Riverbed Memory stores past review decisions as structured records that subsequent review runs can reference.

Prerequisites

  • Node.js 22+
  • npm ci completed

End-to-End Usage

1. Save memory during eval runs

Add the --persist-memory flag to npm run eval:all to automatically save eval results to .river/memory/index.json.

npm run eval:all -- --persist-memory --append-ledger --description "baseline"

After execution, an entry is appended to .river/memory/index.json.

2. Add memory entries manually

Use the API from src/lib/riverbed-memory.mjs to add records directly.

import { appendEntry } from './src/lib/riverbed-memory.mjs';

appendEntry('.river/memory/index.json', {
id: 'wontfix-silent-catch-utils',
type: 'wontfix',
title: 'Silent catch in utils.mjs is intentional',
content: 'Error logging is handled upstream, so re-throwing in catch is unnecessary.',
metadata: {
createdAt: new Date().toISOString(),
author: 'reviewer',
phase: 'midstream',
tags: ['observability', 'silent-catch'],
confidence: 0.9,
},
context: {
sourcePR: 'https://github.com/example/repo/pull/42',
},
});

3. Query memory entries

import { loadMemory, queryMemory } from './src/lib/riverbed-memory.mjs';

const index = loadMemory('.river/memory/index.json');

// Filter by type
const wontfixEntries = queryMemory(index, { type: 'wontfix' });

// Filter by phase + tags
const midstreamSecurity = queryMemory(index, {
phase: 'midstream',
tags: ['security'],
});

4. Persist in CI via GitHub Artifacts

.github/workflows/riverbed-persist.yml handles persistence through GitHub Artifacts.

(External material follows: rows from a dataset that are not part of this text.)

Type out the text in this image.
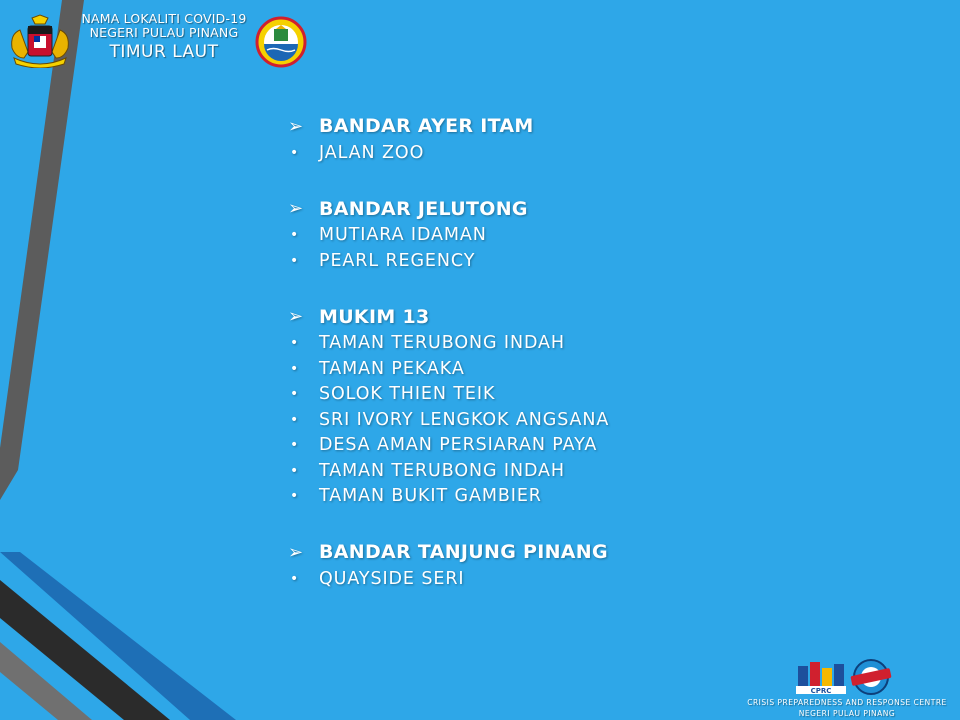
NAMA LOKALITI COVID-19
NEGERI PULAU PINANG
TIMUR LAUT
➢ BANDAR AYER ITAM
•	JALAN ZOO
➢ BANDAR JELUTONG
•	MUTIARA IDAMAN
•	PEARL REGENCY
➢ MUKIM 13
•	TAMAN TERUBONG INDAH
•	TAMAN PEKAKA
•	SOLOK THIEN TEIK
•	SRI IVORY LENGKOK ANGSANA
•	DESA AMAN PERSIARAN PAYA
•	TAMAN TERUBONG INDAH
•	TAMAN BUKIT GAMBIER
➢ BANDAR TANJUNG PINANG
•	QUAYSIDE SERI
CPRC
CRISIS PREPAREDNESS AND RESPONSE CENTRE
NEGERI PULAU PINANG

# Call from another workflow
jobs:
persist:
uses: ./.github/workflows/riverbed-persist.yml

It automatically downloads the previous artifact and uploads the updated version (90-day retention). If no memory is found, the system operates normally (stateless fallback).

Save and compare review runs (result store)

You can persist review runs and compare them against earlier runs for regression. The result store lives in .river/runs/, separate from memory (.river/memory/).

--save: persist a run

Add --save to river run to persist the run to the result store (.river/runs/).

river run . --reviewers auto --save

river runs: inspect stored runs

# List stored runs (runId / phase / findings count, etc.)
river runs list

# Diff two runs (new / fixed findings)
river runs diff <run-id-1> <run-id-2>

# Aggregate metrics (dashboard-equivalent)
river runs summary

--baseline: regression-compare against a previous review

Pass a previous review JSON to --baseline <path> to print a regression summary (new / fixed findings) before the normal output. The JSON may be a raw findings array, or an object with a findings (or issues) key — e.g. the output of river run . --output json.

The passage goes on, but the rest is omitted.